Alberto Cola. Non sono pratico dell’argomento e non so cosa ne pensi Francesco. Di mio posso solo dire di essere sufficientemente anarchico con me stesso, quando scrivo, che un altro/a rischierebbe di mandarmi al diavolo dopo un giorno solo.
Francesco Troccoli. Sono d’accordo. La scrittura collettiva è un’esperienza che, dietro sollecitazione di un paio d’amici, ho già tentato. Il solo esito è stato scoprire che non fa per me e consolidare un’idea che avevo già: la scrittura si nutre di solitudine. La condivisione, dal mio punto di vista, riguarda solo il prodotto finito, quando (e se) arriva la pubblicazione.
Insomma cosa state scrivendo ora?
Alberto Cola. Mi sto dedicando alla narrativa per ragazzi, un pallino che ho da tempo.

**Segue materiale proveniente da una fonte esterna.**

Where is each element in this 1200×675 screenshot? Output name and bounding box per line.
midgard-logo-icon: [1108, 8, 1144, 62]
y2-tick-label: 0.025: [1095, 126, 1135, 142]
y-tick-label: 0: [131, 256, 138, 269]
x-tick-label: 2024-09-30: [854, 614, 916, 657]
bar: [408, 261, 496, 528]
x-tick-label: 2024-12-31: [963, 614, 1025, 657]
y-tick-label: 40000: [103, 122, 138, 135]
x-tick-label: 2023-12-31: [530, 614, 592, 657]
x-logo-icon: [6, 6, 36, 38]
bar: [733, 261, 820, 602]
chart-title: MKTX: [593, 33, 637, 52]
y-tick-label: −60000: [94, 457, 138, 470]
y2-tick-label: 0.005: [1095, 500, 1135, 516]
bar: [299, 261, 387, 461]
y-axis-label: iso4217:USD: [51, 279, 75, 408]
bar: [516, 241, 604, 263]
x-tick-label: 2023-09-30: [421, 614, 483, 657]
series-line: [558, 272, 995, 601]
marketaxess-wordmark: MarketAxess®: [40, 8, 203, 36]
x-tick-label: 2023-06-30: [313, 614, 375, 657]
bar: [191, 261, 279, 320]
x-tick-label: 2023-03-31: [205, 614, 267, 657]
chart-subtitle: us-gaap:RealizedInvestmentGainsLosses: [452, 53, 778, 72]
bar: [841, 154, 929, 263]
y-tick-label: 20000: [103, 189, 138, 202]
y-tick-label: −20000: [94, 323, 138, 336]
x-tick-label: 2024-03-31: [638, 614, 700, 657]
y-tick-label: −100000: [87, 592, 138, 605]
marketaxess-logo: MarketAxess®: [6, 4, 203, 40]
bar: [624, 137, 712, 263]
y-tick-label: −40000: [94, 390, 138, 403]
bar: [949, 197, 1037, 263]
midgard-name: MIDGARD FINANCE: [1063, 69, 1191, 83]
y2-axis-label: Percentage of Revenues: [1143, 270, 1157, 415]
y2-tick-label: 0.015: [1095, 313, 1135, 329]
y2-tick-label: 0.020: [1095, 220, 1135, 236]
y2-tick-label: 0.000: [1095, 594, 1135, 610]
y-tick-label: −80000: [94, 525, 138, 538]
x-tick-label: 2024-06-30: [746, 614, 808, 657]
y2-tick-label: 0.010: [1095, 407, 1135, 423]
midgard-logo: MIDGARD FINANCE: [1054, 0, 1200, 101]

Francesco Troccoli. Un romanzo breve di ambientazione fantastico/surreale e vari racconti. E poi c’è dell’altro che bolle in pentola di cui è davvero troppo presto per parlare.
Spot pubblicitario per Crisis.
Alberto Cola. Non avrai altra Crisis all’infuori di me.
Francesco Troccoli. Centottantadue di massima, nove cavalli, solo undici euro e novanta, chiavi in mano.